Losing track of young children and even teenagers is a fear that many parents experience when they go to a crowded waterpark. To make sure you can locate all members of your group, you should try these six tips.
Sign Up With RFID
RFID stands for radio frequency identification, and it is becoming an increasingly popular way to keep track of groups with young children at amusement parks. The system involves small bands that each member of the group wears. The bands are encoded with personal information about its owner. At various checkpoints around the park, you can swipe your band to see where the other members of your group are currently located. As a bonus, some systems allow parents to add money to each band, which your child can use for food, games, or souvenirs around the park.
The wristbands can usually be rented for a nominal fee and take a few moments to program when you arrive at the park. It is worth asking whether the park you are going to offers RFID or plans to offer it in the future.
Give Your Group Its Own Signal
A low-tech way to keep track of your group is to make sure that every member of your group has a whistle that they can use if they get separated from your party. Plastic whistles attached to a coiled lanyard and worn snug against a wrist or ankle are safer than whistles worn around the neck, especially if the wearer will be going down waterslides where necklaces can get caught.
Before you arrive at the waterpark, select a special code for your group. For example, two long blows followed by two short blows on the whistle. This special code will help your group recognize one of its own members in case other groups are also using whistles.
Select a Meeting Spot
Before you arrive at the waterpark, select a meeting spot. Once you are there, make sure that everyone knows where the meeting spot is. Additionally, make sure each member of your group knows the official name of the meeting spot so they can tell park officials in case they get lost.
Alternate Between Long and Short Lines
To prevent younger children from getting bored and wandering away, try to alternate between activities that have long lines and ones that are quickly accessible. For example, after going on a ride with a long line, consider sitting for a while and having a snack or walking through an interesting part of the park to get to the next ride.
Play Games While Waiting
Another way to prevent your younger companions from getting bored is to play games while you are waiting in line. There are many games that can be played without supplies and without changing your location. These games, such as "I Spy," and "The ABC Game," not only keep your children engaged and in one place, but they also encourage children to use their imagination and basic problem solving skills.
Make Sure Your Child Knows Where to Wait When They Exit a Ride
Unlike other types of amusement parks, at water parks it is likely that one or two members of your group can go on a ride at a time.

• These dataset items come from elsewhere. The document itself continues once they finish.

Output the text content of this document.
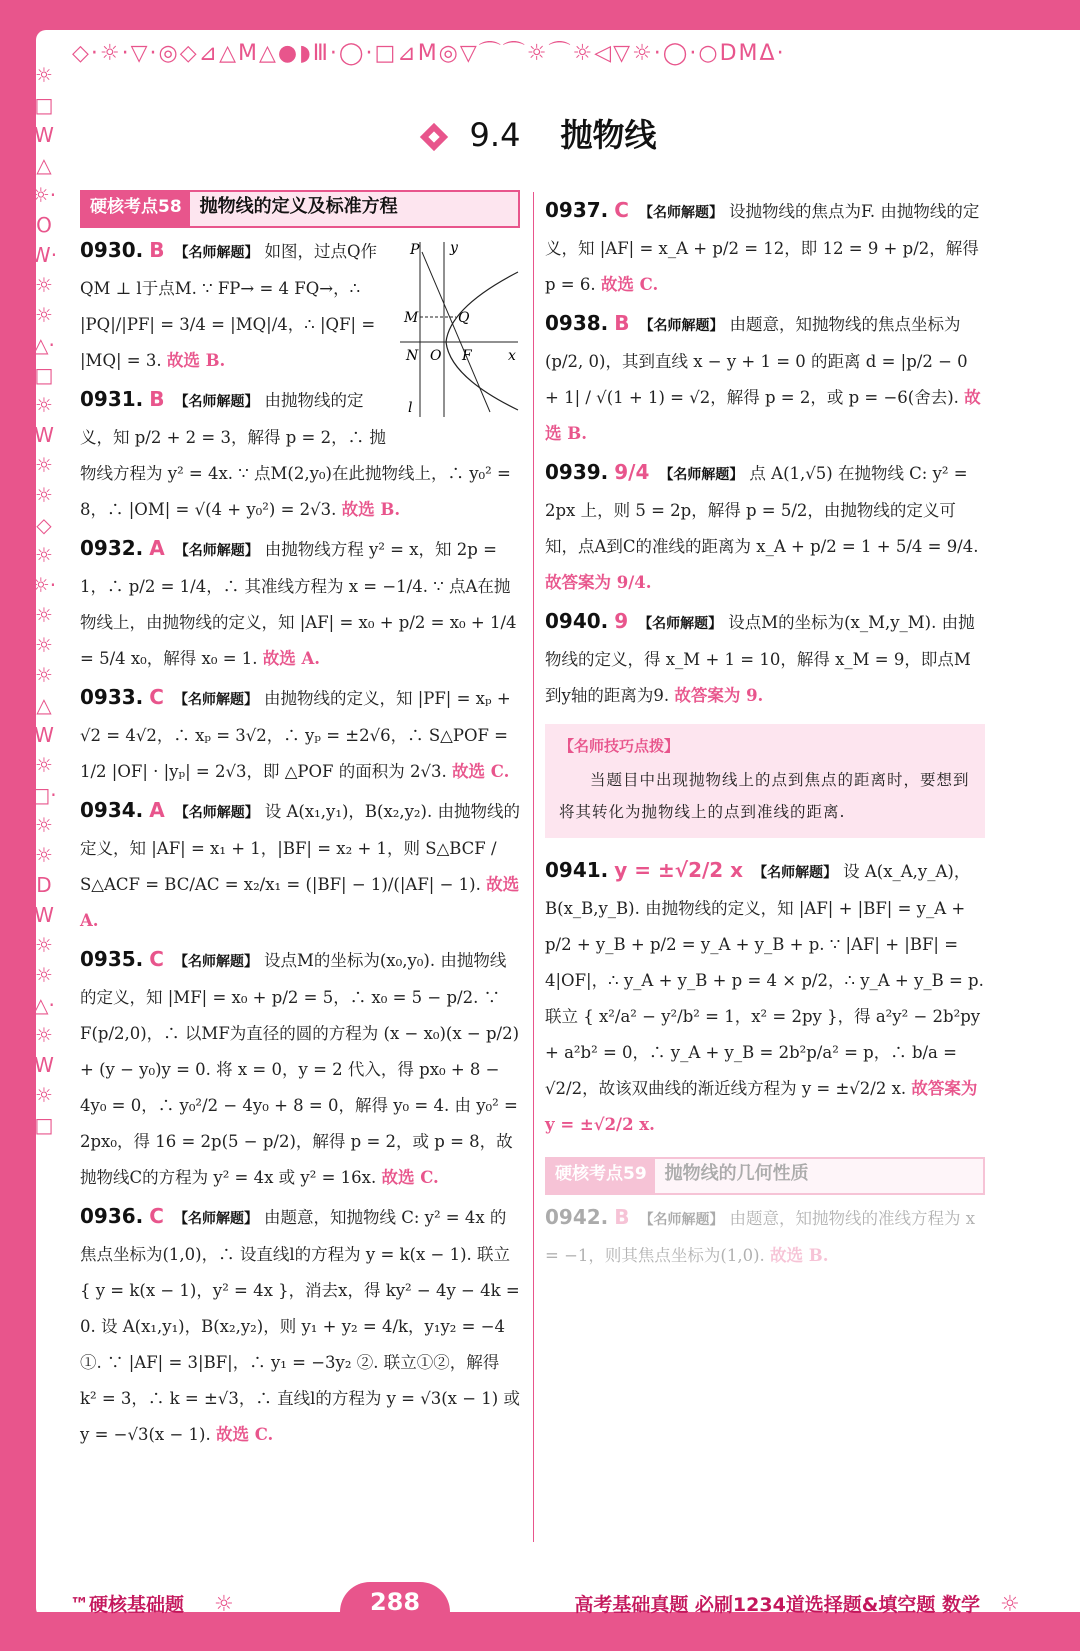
◇·☼·▽·◎◇⊿△M△●◗Ⅲ·◯·□⊿M◎▽⌒⌒☼⌒☼◁▽☼·◯·○DMΔ·
☼□W△☼·ΟW·☼☼△·□☼W☼☼◇☼☼·☼☼☼△W☼□·☼☼DW☼☼△·☼W☼□
9.4 抛物线
硬核考点58	抛物线的定义及标准方程
P y
M	Q
N O F	x
l
0930. B 【名师解题】 如图，过点Q作QM ⊥ l于点M. ∵ FP→ = 4 FQ→，∴ |PQ|/|PF| = 3/4 = |MQ|/4，∴ |QF| = |MQ| = 3. 故选 B.
0931. B 【名师解题】 由抛物线的定义，知 p/2 + 2 = 3，解得 p = 2，∴ 抛物线方程为 y² = 4x. ∵ 点M(2,y₀)在此抛物线上，∴ y₀² = 8，∴ |OM| = √(4 + y₀²) = 2√3. 故选 B.
0932. A 【名师解题】 由抛物线方程 y² = x，知 2p = 1，∴ p/2 = 1/4，∴ 其准线方程为 x = −1/4. ∵ 点A在抛物线上，由抛物线的定义，知 |AF| = x₀ + p/2 = x₀ + 1/4 = 5/4 x₀，解得 x₀ = 1. 故选 A.
0933. C 【名师解题】 由抛物线的定义，知 |PF| = xₚ + √2 = 4√2，∴ xₚ = 3√2，∴ yₚ = ±2√6，∴ S△POF = 1/2 |OF| · |yₚ| = 2√3，即 △POF 的面积为 2√3. 故选 C.
0934. A 【名师解题】 设 A(x₁,y₁)，B(x₂,y₂). 由抛物线的定义，知 |AF| = x₁ + 1，|BF| = x₂ + 1，则 S△BCF / S△ACF = BC/AC = x₂/x₁ = (|BF| − 1)/(|AF| − 1). 故选 A.
0935. C 【名师解题】 设点M的坐标为(x₀,y₀). 由抛物线的定义，知 |MF| = x₀ + p/2 = 5，∴ x₀ = 5 − p/2. ∵ F(p/2,0)，∴ 以MF为直径的圆的方程为 (x − x₀)(x − p/2) + (y − y₀)y = 0. 将 x = 0，y = 2 代入，得 px₀ + 8 − 4y₀ = 0，∴ y₀²/2 − 4y₀ + 8 = 0，解得 y₀ = 4. 由 y₀² = 2px₀，得 16 = 2p(5 − p/2)，解得 p = 2，或 p = 8，故抛物线C的方程为 y² = 4x 或 y² = 16x. 故选 C.
0936. C 【名师解题】 由题意，知抛物线 C: y² = 4x 的焦点坐标为(1,0)，∴ 设直线l的方程为 y = k(x − 1). 联立 { y = k(x − 1)，y² = 4x }，消去x，得 ky² − 4y − 4k = 0. 设 A(x₁,y₁)，B(x₂,y₂)，则 y₁ + y₂ = 4/k，y₁y₂ = −4 ①. ∵ |AF| = 3|BF|，∴ y₁ = −3y₂ ②. 联立①②，解得 k² = 3，∴ k = ±√3，∴ 直线l的方程为 y = √3(x − 1) 或 y = −√3(x − 1). 故选 C.
0937. C 【名师解题】 设抛物线的焦点为F. 由抛物线的定义，知 |AF| = x_A + p/2 = 12，即 12 = 9 + p/2，解得 p = 6. 故选 C.
0938. B 【名师解题】 由题意，知抛物线的焦点坐标为 (p/2, 0)，其到直线 x − y + 1 = 0 的距离 d = |p/2 − 0 + 1| / √(1 + 1) = √2，解得 p = 2，或 p = −6(舍去). 故选 B.
0939. 9/4 【名师解题】 点 A(1,√5) 在抛物线 C: y² = 2px 上，则 5 = 2p，解得 p = 5/2，由抛物线的定义可知，点A到C的准线的距离为 x_A + p/2 = 1 + 5/4 = 9/4. 故答案为 9/4.
0940. 9 【名师解题】 设点M的坐标为(x_M,y_M). 由抛物线的定义，得 x_M + 1 = 10，解得 x_M = 9，即点M到y轴的距离为9. 故答案为 9.
【名师技巧点拨】
当题目中出现抛物线上的点到焦点的距离时，要想到将其转化为抛物线上的点到准线的距离.
0941. y = ±√2/2 x 【名师解题】 设 A(x_A,y_A)，B(x_B,y_B). 由抛物线的定义，知 |AF| + |BF| = y_A + p/2 + y_B + p/2 = y_A + y_B + p. ∵ |AF| + |BF| = 4|OF|，∴ y_A + y_B + p = 4 × p/2，∴ y_A + y_B = p. 联立 { x²/a² − y²/b² = 1，x² = 2py }，得 a²y² − 2b²py + a²b² = 0，∴ y_A + y_B = 2b²p/a² = p，∴ b/a = √2/2，故该双曲线的渐近线方程为 y = ±√2/2 x. 故答案为 y = ±√2/2 x.
硬核考点59	抛物线的几何性质
0942. B 【名师解题】 由题意，知抛物线的准线方程为 x = −1，则其焦点坐标为(1,0). 故选 B.
™硬核基础题 ☼	288	高考基础真题 必刷1234道选择题&填空题 数学 ☼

This means that half of your group may be waiting in line while the other half has already gone down a slide. Before you start to wait in line for any ride, make sure you pick a meeting place where everyone should wait after they have completed their turn.
The most important part of keeping track of your children at a waterpark is to regularly check and make sure you know where everyone in your group is. Remind yourself to count your group every half hour so that you will know immediately if someone is lost.